In occasione del Lucca Comics & Games 2024, abbiamo avuto l’opportunità di incontrare Scott Snyder, uno dei più celebri sceneggiatori di fumetti americani contemporanei, per una chiacchierata esclusiva sui suoi ultimi lavori. Con una carriera costellata di successi come American Vampire, Batman: Court of Owls, e Wytches, Snyder si è sempre distinto per la capacità di combinare elementi sovrannaturali e scientifici, portando il lettore in universi profondamente immersivi. Questo ottobre, Star Comics ha celebrato lo “Scottobre” pubblicando quattro delle sue recenti opere: We Have Demons, Clear, Barnstormers: A Ballad of Love and Murder, e Night of the Ghoul. Abbiamo parlato con Snyder della genesi di queste storie e del loro significato.
In “We Have Demons” esplori il conflitto eterno tra angeli e demoni. Come ti è venuta l’idea di rappresentare questa battaglia dal punto di vista di una scienziata come Lam Lyle?
Mi piace molto prendere il sovrannaturale e dargli un fondamento scientifico. Con American Vampire, ad esempio, ho creato una biologia dei vampiri con genealogie tra le varie specie, e con Court of Owls ho introdotto un metallo speciale che, se entra nel flusso sanguigno, può rianimare una persona. Per We Have Demons, con Greg [Capullo] volevamo creare una storia epica tra bene e male, ma anche con un elemento scientifico. Così ho pensato: e se creassimo una mitologia basata sulla scienza cosmica?
In “Clear”, le persone possono vedere il mondo attraverso filtri tecnologici personalizzati. Cosa rappresenta, secondo te, questa visione della realtà?
La storia è nata come riflessione su una tendenza che trovo preoccupante, ovvero la disintegrazione della verità oggettiva. Negli Stati Uniti, e non solo, vediamo sempre più persone che si circondano di “fatti” che confermano la loro visione del mondo, anche se non sono veri. Con Clear, volevo rappresentare questa scelta consapevole di evitare la verità per rifugiarsi in una versione della realtà che ci fa sentire bene, ma che non ci sfida.
“Barnstormers” è ambientato in un periodo storico specifico, l’era del “barnstorming” nel 1918. Cosa ti ha attratto di quell’epoca?
Adoro quell’epoca perché ha molte somiglianze con oggi. Era un momento di forte disuguaglianza, in cui la classe ricca si arricchiva rapidamente mentre il lavoro e la classe operaia soffrivano sempre di più. I giovani cercavano modi per ribellarsi, e una delle cose più incredibili era vedere questi piloti di ritorno dalla guerra che compravano vecchi aerei e giravano il paese facendo acrobazie. Mi sembrava un periodo che echeggia molto l’attuale voglia dei giovani di sfidare il sistema e trovare nuove vie di espressione.

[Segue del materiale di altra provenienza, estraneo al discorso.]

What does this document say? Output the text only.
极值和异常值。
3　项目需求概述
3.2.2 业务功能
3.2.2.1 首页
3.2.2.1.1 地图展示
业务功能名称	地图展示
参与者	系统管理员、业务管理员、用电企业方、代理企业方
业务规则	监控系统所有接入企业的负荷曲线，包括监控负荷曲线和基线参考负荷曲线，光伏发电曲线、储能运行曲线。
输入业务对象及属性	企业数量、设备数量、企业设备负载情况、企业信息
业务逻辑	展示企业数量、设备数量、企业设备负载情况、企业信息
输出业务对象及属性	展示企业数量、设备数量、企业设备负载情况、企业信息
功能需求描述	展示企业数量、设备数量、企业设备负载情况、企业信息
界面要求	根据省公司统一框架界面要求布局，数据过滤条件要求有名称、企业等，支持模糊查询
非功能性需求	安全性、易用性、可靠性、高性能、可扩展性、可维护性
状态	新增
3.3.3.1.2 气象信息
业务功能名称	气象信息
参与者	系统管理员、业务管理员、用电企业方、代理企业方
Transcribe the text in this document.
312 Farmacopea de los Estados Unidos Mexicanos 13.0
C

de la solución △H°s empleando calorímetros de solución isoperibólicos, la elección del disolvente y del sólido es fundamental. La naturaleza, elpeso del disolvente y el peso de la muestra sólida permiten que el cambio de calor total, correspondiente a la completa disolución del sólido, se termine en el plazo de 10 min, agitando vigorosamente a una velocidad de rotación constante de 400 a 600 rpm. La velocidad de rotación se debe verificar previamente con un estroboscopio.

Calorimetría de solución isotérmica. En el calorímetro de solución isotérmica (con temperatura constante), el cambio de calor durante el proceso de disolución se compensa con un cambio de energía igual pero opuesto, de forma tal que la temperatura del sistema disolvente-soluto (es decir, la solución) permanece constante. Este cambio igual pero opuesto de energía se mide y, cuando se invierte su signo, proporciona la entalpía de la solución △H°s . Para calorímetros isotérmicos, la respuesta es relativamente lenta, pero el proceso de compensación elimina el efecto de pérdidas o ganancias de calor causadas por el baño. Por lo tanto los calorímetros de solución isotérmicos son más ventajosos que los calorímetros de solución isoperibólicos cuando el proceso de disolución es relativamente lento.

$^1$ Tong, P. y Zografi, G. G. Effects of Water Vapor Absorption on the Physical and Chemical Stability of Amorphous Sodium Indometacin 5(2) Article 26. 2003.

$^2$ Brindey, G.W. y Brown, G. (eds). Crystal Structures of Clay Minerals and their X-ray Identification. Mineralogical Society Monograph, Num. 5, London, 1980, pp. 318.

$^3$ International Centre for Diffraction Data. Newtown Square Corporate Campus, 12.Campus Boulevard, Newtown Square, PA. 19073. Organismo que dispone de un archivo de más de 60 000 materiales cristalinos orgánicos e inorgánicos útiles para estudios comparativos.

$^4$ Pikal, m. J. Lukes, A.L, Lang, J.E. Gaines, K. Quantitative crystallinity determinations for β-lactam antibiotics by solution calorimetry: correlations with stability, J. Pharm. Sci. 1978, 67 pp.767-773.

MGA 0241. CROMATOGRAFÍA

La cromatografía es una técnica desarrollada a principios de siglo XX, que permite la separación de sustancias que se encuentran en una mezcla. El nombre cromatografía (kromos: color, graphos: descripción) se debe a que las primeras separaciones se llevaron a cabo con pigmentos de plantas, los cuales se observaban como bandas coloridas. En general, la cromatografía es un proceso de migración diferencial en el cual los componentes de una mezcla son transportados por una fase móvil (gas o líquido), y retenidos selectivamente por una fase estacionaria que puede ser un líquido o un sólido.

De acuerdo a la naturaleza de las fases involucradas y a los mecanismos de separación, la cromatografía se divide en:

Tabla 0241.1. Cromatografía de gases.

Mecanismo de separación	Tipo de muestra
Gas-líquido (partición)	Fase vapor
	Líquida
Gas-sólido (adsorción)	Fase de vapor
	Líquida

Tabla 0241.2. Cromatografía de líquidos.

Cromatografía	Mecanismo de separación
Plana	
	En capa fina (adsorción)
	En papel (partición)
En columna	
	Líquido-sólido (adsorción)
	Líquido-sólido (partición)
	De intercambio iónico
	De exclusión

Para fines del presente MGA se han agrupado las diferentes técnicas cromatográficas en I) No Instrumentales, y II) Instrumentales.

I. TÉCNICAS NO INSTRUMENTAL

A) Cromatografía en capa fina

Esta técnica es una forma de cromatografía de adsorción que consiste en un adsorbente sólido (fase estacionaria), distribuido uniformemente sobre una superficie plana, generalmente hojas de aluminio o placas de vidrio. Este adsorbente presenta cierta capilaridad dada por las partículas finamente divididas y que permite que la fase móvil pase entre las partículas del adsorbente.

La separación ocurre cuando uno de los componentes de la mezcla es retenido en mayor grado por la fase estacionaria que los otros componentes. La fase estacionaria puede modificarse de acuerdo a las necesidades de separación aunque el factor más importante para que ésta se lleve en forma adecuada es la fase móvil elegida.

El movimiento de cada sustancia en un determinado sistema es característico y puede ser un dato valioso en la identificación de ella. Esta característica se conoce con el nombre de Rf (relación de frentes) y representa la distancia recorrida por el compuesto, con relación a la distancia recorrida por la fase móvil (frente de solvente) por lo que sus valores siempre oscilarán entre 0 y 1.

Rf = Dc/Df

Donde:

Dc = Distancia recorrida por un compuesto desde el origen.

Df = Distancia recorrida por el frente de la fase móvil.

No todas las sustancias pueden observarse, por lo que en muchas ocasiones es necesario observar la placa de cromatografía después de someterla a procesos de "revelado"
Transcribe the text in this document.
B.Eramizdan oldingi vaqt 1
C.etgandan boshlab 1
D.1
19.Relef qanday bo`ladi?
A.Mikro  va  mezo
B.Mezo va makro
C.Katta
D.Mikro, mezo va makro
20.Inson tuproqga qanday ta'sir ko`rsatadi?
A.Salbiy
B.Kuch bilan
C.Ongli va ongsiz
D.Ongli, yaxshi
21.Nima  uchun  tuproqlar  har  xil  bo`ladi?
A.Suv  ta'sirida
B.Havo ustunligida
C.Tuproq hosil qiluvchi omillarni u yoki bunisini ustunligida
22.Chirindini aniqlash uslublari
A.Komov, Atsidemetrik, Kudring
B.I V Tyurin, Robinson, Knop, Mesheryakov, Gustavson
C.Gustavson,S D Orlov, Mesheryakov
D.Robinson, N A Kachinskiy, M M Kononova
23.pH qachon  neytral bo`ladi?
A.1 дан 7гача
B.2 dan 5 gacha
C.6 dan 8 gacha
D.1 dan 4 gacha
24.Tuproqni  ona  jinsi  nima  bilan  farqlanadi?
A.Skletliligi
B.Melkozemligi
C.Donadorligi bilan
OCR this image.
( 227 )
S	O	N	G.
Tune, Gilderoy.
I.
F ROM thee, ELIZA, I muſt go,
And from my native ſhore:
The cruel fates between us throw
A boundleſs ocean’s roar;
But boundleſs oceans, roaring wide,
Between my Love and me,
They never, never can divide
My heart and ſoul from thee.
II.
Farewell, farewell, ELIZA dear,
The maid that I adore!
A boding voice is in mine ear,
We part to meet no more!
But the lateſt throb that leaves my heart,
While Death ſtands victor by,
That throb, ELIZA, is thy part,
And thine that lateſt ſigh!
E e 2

“Night of the Ghoul” unisce il moderno racconto horror a quello di un film perduto. Quali sono le tue principali influenze nel genere horror?
Francesco [Francavilla] e io amiamo i classici film di mostri, da Dracula a Frankenstein, e durante la pandemia ci siamo divertiti a rivederli. Abbiamo pensato: se dovessimo creare un nuovo mostro oggi, come sarebbe? Così è nata l’idea del ghoul come portatore di pestilenze, una creatura che si nasconde tra noi e diffonde silenziosamente malattie. Volevamo creare un mostro che fosse attuale, legato ai nostri tempi, come una pandemia.
In ognuno di questi lavori hai collaborato con artisti di grande talento come Greg Capullo e Francesco Francavilla. Com’è stato lavorare con loro e come hanno influenzato le storie?
È stata una vera collaborazione. Ogni artista ha contribuito a costruire la narrativa insieme a me. Con Night of the Ghoul, ad esempio, Francesco ed io abbiamo discusso dell’idea fin dall’inizio. Per Clear, io e Francis Manapul abbiamo esplorato il tema della realtà e della tecnologia. Non ho mai consegnato una sceneggiatura dicendo “ecco che cosa fare”, ma abbiamo sempre creato le storie insieme, dal concept al lettering finale. È stato stimolante e ci ha spinto a provare cose nuove a livello creativo.